The manufacturing process of a catalyst with a 3-dimensional structure, which is based on cobalt/sulfur (CoS2) replaced by nickel and phosphorus.

 

The Korea Research Foundation said on Oct. 15 that a research team of Korea University has developed a catalyst that uses materials other than precious metals to produce hydrogen and oxygen through electrolysis of water.

Hydrogen fuel, a new renewable energy source, is seen as a substitute for fossil fuels.

Among various methods of hydrogen production, the method of electrolysis of water is actively studied by scholars as water is abundant on Earth and the method is environmentally friendly.

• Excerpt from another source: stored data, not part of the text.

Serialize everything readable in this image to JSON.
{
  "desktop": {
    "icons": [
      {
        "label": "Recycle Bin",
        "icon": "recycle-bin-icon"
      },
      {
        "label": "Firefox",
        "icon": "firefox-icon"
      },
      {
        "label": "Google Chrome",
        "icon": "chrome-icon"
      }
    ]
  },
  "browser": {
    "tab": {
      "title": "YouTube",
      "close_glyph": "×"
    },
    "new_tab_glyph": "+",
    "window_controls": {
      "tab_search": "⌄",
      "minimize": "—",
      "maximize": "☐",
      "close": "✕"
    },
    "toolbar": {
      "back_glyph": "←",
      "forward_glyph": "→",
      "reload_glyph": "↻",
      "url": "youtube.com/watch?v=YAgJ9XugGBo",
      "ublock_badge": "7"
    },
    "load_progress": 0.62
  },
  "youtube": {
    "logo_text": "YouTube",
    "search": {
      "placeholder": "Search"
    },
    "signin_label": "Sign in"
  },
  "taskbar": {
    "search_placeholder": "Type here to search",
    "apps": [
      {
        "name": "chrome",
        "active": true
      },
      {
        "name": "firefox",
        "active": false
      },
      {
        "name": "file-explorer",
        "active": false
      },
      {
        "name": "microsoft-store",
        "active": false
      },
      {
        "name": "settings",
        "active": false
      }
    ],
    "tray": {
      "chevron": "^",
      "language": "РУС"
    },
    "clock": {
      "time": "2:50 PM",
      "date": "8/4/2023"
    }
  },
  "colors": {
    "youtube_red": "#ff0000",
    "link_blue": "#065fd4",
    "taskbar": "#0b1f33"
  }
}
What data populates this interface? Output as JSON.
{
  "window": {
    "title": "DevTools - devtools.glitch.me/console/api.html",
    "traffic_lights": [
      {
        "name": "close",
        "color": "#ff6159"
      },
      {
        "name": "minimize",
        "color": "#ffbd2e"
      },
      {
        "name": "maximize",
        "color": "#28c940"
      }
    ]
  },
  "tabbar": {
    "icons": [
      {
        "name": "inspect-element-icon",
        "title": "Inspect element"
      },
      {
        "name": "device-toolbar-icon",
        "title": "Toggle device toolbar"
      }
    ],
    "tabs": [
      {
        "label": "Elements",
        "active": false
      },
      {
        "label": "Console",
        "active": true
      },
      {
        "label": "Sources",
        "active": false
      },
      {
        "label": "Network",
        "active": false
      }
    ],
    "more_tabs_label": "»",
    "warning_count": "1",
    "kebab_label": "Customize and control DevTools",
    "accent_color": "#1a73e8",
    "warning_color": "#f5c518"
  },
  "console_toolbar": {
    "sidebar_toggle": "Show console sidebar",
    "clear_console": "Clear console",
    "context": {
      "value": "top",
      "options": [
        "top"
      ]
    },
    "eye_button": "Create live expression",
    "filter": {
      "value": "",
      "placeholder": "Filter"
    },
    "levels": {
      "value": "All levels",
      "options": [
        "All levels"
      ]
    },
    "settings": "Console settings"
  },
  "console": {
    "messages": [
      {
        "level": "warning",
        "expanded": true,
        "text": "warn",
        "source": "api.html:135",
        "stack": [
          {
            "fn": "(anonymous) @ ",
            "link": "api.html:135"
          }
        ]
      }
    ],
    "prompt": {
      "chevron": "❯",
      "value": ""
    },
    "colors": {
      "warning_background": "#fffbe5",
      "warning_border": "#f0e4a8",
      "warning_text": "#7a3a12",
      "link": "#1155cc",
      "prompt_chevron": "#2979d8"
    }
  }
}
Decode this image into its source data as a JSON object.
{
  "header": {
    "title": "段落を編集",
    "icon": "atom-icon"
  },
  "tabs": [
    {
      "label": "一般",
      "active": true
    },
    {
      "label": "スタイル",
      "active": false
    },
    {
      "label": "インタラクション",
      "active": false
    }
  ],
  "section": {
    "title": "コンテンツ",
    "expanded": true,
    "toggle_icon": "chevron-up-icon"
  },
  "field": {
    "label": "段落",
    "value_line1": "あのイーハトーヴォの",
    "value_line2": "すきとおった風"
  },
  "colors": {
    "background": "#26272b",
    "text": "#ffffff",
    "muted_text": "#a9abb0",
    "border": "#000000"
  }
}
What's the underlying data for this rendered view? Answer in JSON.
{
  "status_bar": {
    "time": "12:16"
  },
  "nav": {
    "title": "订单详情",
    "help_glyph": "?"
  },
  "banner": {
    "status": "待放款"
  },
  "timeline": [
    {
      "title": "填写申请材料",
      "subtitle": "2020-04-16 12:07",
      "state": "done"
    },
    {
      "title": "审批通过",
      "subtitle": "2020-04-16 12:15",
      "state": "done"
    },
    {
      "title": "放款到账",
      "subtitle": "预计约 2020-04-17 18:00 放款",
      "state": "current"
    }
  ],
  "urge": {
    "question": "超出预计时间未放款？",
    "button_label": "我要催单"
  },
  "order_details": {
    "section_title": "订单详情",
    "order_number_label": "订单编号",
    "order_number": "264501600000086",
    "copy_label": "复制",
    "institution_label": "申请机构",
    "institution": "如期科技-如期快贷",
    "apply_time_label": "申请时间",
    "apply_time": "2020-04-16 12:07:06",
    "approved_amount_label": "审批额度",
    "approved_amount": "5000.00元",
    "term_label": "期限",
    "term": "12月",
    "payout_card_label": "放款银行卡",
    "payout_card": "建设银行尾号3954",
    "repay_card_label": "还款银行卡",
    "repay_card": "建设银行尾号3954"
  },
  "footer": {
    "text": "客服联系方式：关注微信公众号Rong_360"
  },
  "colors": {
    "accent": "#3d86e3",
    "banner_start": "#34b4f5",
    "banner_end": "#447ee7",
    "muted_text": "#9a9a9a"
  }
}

However, the method is far from commercialization as it is economically not feasible. This is mainly because precious metals such as platinum and luthenium are used as electrolysis catalysts. The method is also inefficient as it needs to use different catalysts for the anode that produces hydrogen and for the cathode that generates oxygen.

The research team, led by Prof. Kim Dong-wan and Dr. Song Hee-jo, made a high-performance catalyst based on cobalt/sulfur that can be used both the positive and negative poles for electrolysis of water.

The cobalt-sulfur compound has a three-dimensional structure created through self-assembly of two-dimensional nanosheets.

The research team replaced it with nickel and phosphorus to make a difference in composition. Then catalyst activation and stability were improved.

The catalyst showed high catalytic activity in the generation of both hydrogen and oxygen. It also exhibited excellent stability as no change occurred in its characteristics during more than 50 hours of measurement.

"By using relatively inexpensive materials such as cobalt and sulfur, we have created a highly active, bi-functional catalyst for electrolysis of water," said Prof. Kim. “We hope the new technology contributes to mass production of hydrogen.”

The research was carried out with support from the the Ministry of Science and ICT and the Nano Material Development Project of the Korea Research Foundation.

The paper was published on the site of the Advanced Energy Materials, an international journal in the energy field.